Easy access to music through streaming โ which Spotify had fought so hard to achieve โ was now table-stakes, rather than a differentiator. If you’re preparing for product management interviews, our Product Manager Interview Questions resource can help you practice articulating this balance between strategy and execution. This shift helped Spotify build more cohesive products while reducing the context-switching costs of frequently changing team compositions. Spotify institutionalized innovation through regular ยซHack Weeksยป where normal work stopped and employees could explore new ideas.
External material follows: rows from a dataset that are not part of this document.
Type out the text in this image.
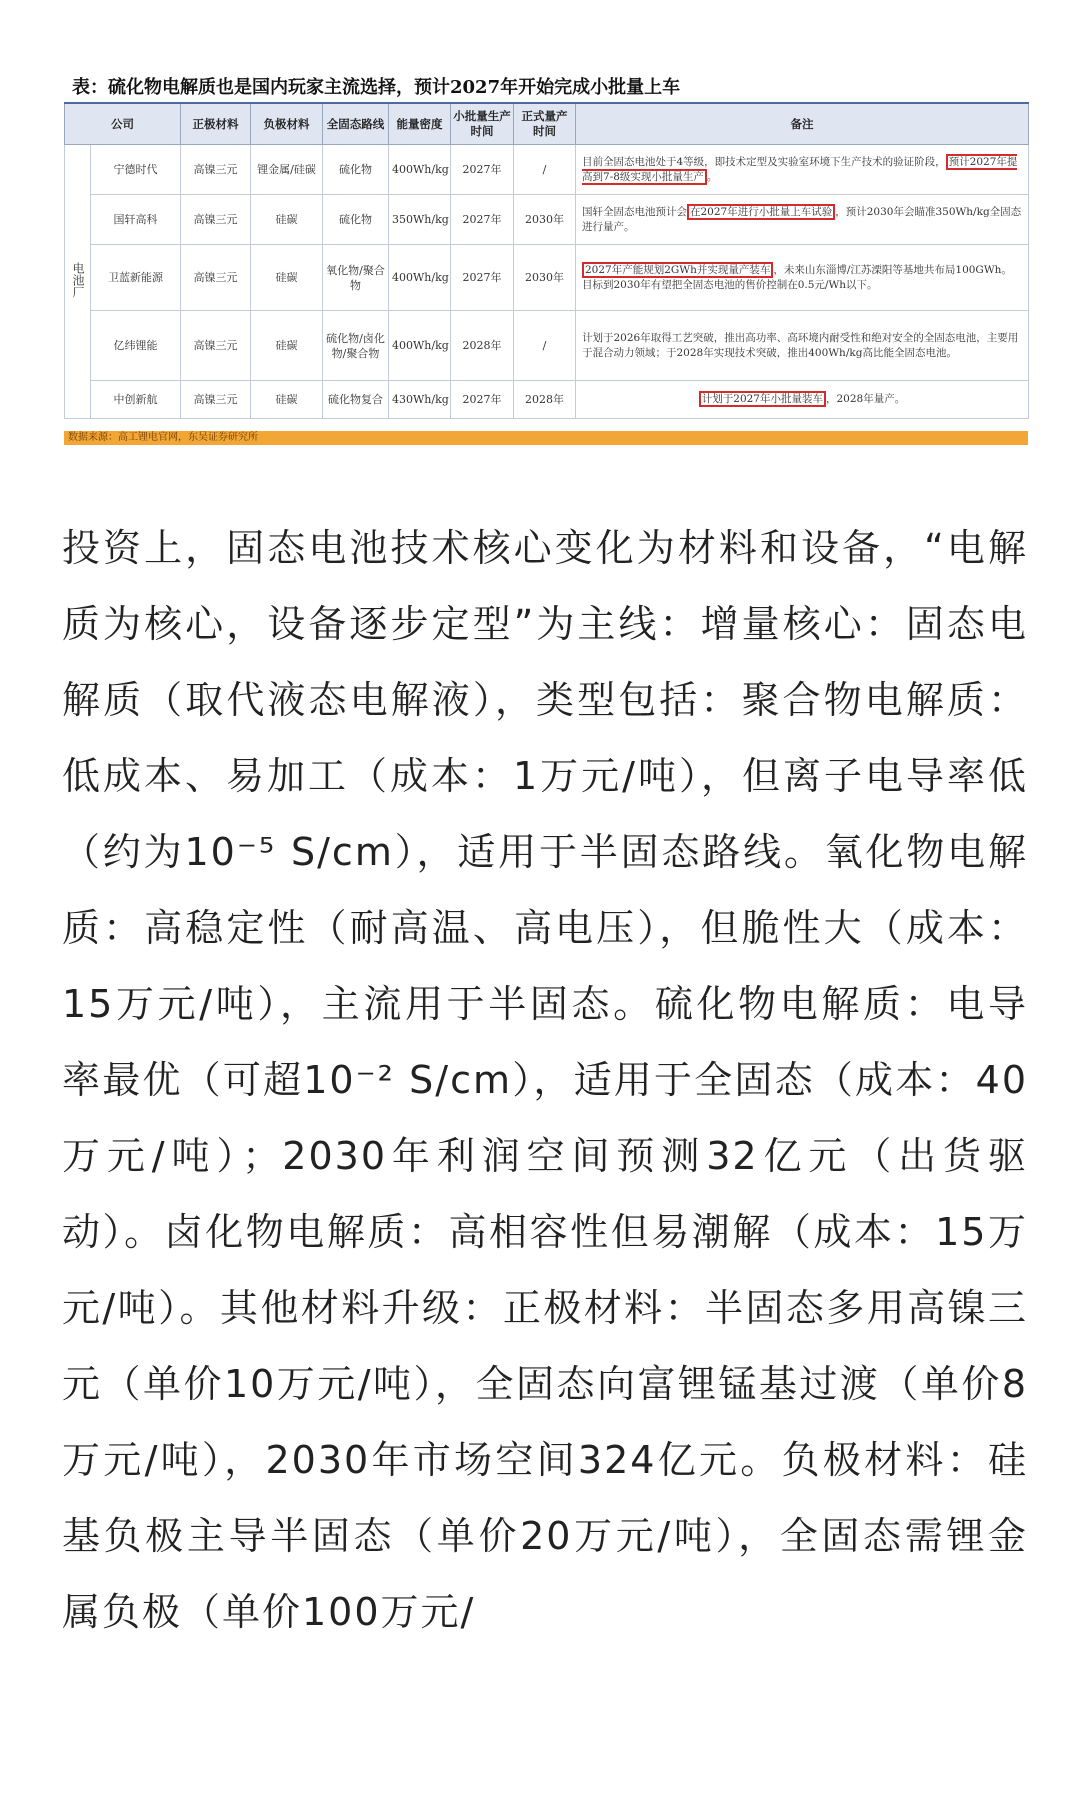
表：硫化物电解质也是国内玩家主流选择，预计2027年开始完成小批量上车
公司		正极材料	负极材料	全固态路线	能量密度	小批量生产时间	正式量产时间	备注
电池厂	宁德时代	高镍三元	锂金属/硅碳	硫化物	400Wh/kg	2027年	/	目前全固态电池处于4等级，即技术定型及实验室环境下生产技术的验证阶段， 预计2027年提高到7-8级实现小批量生产 。
	国轩高科	高镍三元	硅碳	硫化物	350Wh/kg	2027年	2030年	国轩全固态电池预计会 在2027年进行小批量上车试验 ，预计2030年会瞄准350Wh/kg全固态进行量产。
	卫蓝新能源	高镍三元	硅碳	氧化物/聚合物	400Wh/kg	2027年	2030年	2027年产能规划2GWh并实现量产装车 ，未来山东淄博/江苏溧阳等基地共布局100GWh。目标到2030年有望把全固态电池的售价控制在0.5元/Wh以下。
	亿纬锂能	高镍三元	硅碳	硫化物/卤化物/聚合物	400Wh/kg	2028年	/	计划于2026年取得工艺突破，推出高功率、高环境内耐受性和绝对安全的全固态电池，主要用于混合动力领域；于2028年实现技术突破，推出400Wh/kg高比能全固态电池。
	中创新航	高镍三元	硅碳	硫化物复合	430Wh/kg	2027年	2028年	计划于2027年小批量装车 ，2028年量产。
数据来源：高工锂电官网，东吴证券研究所

投资上，固态电池技术核心变化为材料和设备，“电解质为核心，设备逐步定型”为主线：增量核心：固态电解质（取代液态电解液），类型包括：聚合物电解质：低成本、易加工（成本：1万元/吨），但离子电导率低（约为10⁻⁵ S/cm），适用于半固态路线。氧化物电解质：高稳定性（耐高温、高电压），但脆性大（成本：15万元/吨），主流用于半固态。硫化物电解质：电导率最优（可超10⁻² S/cm），适用于全固态（成本：40万元/吨）；2030年利润空间预测32亿元（出货驱动）。卤化物电解质：高相容性但易潮解（成本：15万元/吨）。其他材料升级：正极材料：半固态多用高镍三元（单价10万元/吨），全固态向富锂锰基过渡（单价8万元/吨），2030年市场空间324亿元。负极材料：硅基负极主导半固态（单价20万元/吨），全固态需锂金属负极（单价100万元/
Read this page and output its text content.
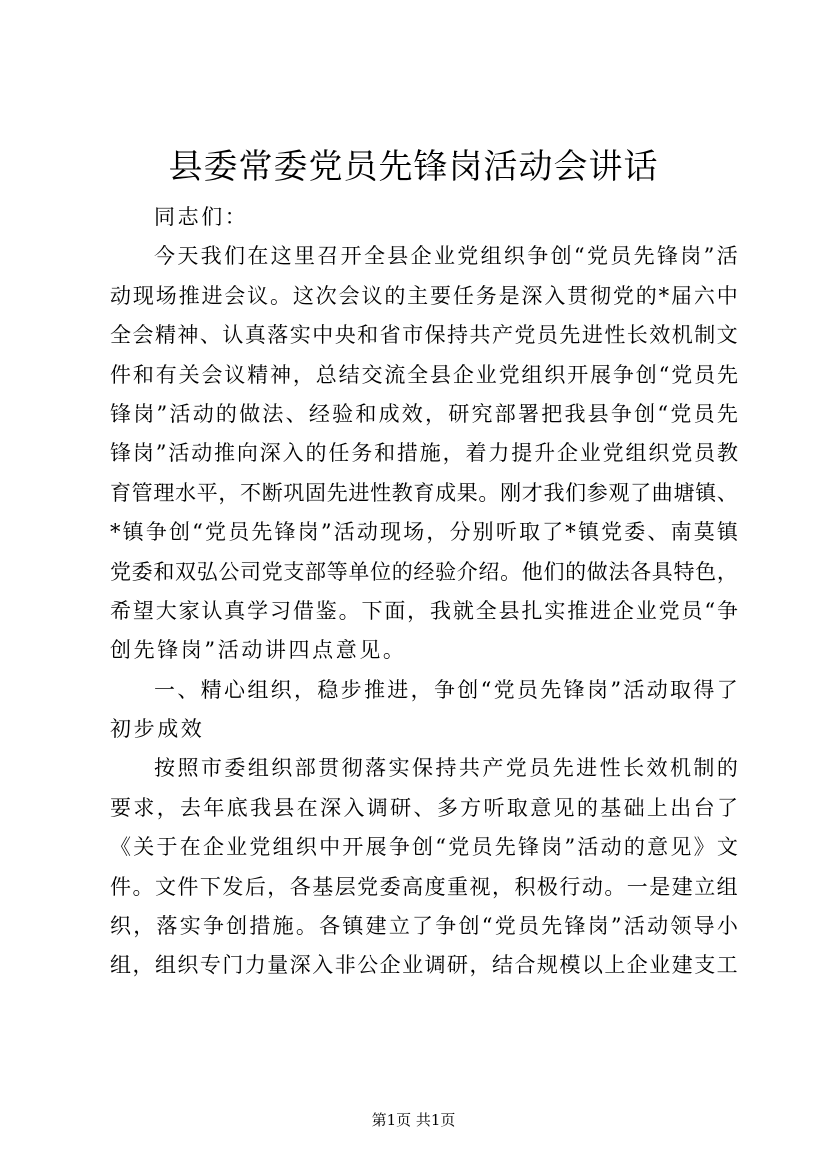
县委常委党员先锋岗活动会讲话
同志们：
今 天 我 们 在 这 里 召 开 全 县 企 业 党 组 织 争 创 “ 党 员 先 锋 岗 ” 活
动 现 场 推 进 会 议 。 这 次 会 议 的 主 要 任 务 是 深 入 贯 彻 党 的 * 届 六 中
全 会 精 神 、 认 真 落 实 中 央 和 省 市 保 持 共 产 党 员 先 进 性 长 效 机 制 文
件 和 有 关 会 议 精 神 ， 总 结 交 流 全 县 企 业 党 组 织 开 展 争 创 “ 党 员 先
锋 岗 ” 活 动 的 做 法 、 经 验 和 成 效 ， 研 究 部 署 把 我 县 争 创 “ 党 员 先
锋 岗 ” 活 动 推 向 深 入 的 任 务 和 措 施 ， 着 力 提 升 企 业 党 组 织 党 员 教
育 管 理 水 平 ， 不 断 巩 固 先 进 性 教 育 成 果 。 刚 才 我 们 参 观 了 曲 塘 镇 、
* 镇 争 创 “ 党 员 先 锋 岗 ” 活 动 现 场 ， 分 别 听 取 了 * 镇 党 委 、 南 莫 镇
党 委 和 双 弘 公 司 党 支 部 等 单 位 的 经 验 介 绍 。 他 们 的 做 法 各 具 特 色 ，
希 望 大 家 认 真 学 习 借 鉴 。 下 面 ， 我 就 全 县 扎 实 推 进 企 业 党 员 “ 争
创先锋岗”活动讲四点意见。
一 、 精 心 组 织 ， 稳 步 推 进 ， 争 创 “ 党 员 先 锋 岗 ” 活 动 取 得 了
初步成效
按 照 市 委 组 织 部 贯 彻 落 实 保 持 共 产 党 员 先 进 性 长 效 机 制 的
要 求 ， 去 年 底 我 县 在 深 入 调 研 、 多 方 听 取 意 见 的 基 础 上 出 台 了
《 关 于 在 企 业 党 组 织 中 开 展 争 创 “ 党 员 先 锋 岗 ” 活 动 的 意 见 》 文
件 。 文 件 下 发 后 ， 各 基 层 党 委 高 度 重 视 ， 积 极 行 动 。 一 是 建 立 组
织 ， 落 实 争 创 措 施 。 各 镇 建 立 了 争 创 “ 党 员 先 锋 岗 ” 活 动 领 导 小
组 ， 组 织 专 门 力 量 深 入 非 公 企 业 调 研 ， 结 合 规 模 以 上 企 业 建 支 工
第1页 共1页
Many significant features, including Discover Weekly, originated during these periods of focused creativity.
We hope our experiences at Spotify can help you and your team evaluate and consider the implications of applying Machine Learning to your products and experiences. If this article is helpful or if you have stories of your own, weโd love to hear from you. A focus on removing friction should feel familiar to every designer because we do that work every day. We define friction as anywhere in the user experience where a human struggles in pursuit of their goals. Machine Learningโand more broadly Artificial Intelligenceโis a new tool to help us in our mission to make experiences frictionless.
In a fast-moving environment, learning about how spotify builds products thatโs how you stay operational and innovative without dragging dead weight. To answer our questions, we started by evaluating the Home screen experience through a manual process โ by both assessing user feedback and identifying behavioral patterns in the data. It was only after we proved those hypotheses that we started to apply Machine Learning. To view friction another way, letโs break down the success of one of Spotifyโs most popular playlists, Discover Weekly.